Listening to the political discourse, it would be easy to assume that there was little to no interest in sustainability. Congress is unable, or unwilling, to pass meaningful climate legislation and climate advocates are being compared to mass murderers. The EPA is continually under attack, as is the notion that we should even regulate pollution. Even something as innocuous as sustainable development is hailed as a UN-led conspiracy to take over the U.S. (through bike lanes and walkable communities, I guess?). In short, the landscape is bleak for sustainability advocates.

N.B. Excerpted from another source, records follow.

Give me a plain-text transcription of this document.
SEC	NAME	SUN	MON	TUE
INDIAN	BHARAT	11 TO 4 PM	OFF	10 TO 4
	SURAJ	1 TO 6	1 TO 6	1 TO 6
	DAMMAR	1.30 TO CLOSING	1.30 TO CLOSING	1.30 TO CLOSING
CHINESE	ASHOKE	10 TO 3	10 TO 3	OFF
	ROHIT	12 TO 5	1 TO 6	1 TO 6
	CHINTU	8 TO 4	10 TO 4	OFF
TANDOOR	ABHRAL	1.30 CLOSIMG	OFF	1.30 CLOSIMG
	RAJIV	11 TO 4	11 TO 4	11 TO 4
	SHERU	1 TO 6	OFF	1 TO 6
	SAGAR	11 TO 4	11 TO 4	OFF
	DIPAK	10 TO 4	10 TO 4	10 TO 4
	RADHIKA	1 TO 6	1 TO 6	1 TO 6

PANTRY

Yet, at the same time, interest in working in sustainability continues to increase, particularly among recent grads. The number of jobs in sustainability has nearly tripled in recent years and colleges are adding more and more classes on issues of sustainability in response to student demand. In fact, all levels of higher education are increasing their sustainability programs from certificates in continuing education programs to community colleges offering more renewable energy technician training to business schools offering MBAs with a social or environmental focus.
The increasing interest in sustainability jobs can be partly explained by a shift in values in younger generations. The economic downturn, some theorize, caused some deep-down soul searching and the desire to change the world is being incorporated in career plans. The desire to have meaningful work, rather than maximizing income, is reflected in a recent survey on the American dream. The survey found that the younger generation (born between 1977-1993) consider personal fulfillment more important than money when considering whether or not they have achieved the American dream. In fact, they value personal fulfillment over money by the largest margin of any generation.
This shift in values is something that should be encouraged. More people working in jobs that offer personal fulfillment can help break the stranglehold that profit-driven corporate culture has on our economy and society. If people begin to value things other than money, many of the destructive practices that are now justified by profit will no longer be acceptable because profit will no longer reign as king. Sustainable practices- both for people and the planet- can start to take hold and businesses will no longer have an excuse to not provide paid time off, work-life balance, or incorporate more environmentally sustainable practices.
We can encourage more young people to enter into sustainability by providing the legislative framework for a strong green economy, including mandates for renewable energy production, tax incentives on par with what fossil fuel industries receive, and protections for domestic industry growth. By doing so, we not only create jobs for young people, we ensure they don’t inherit a climate crisis.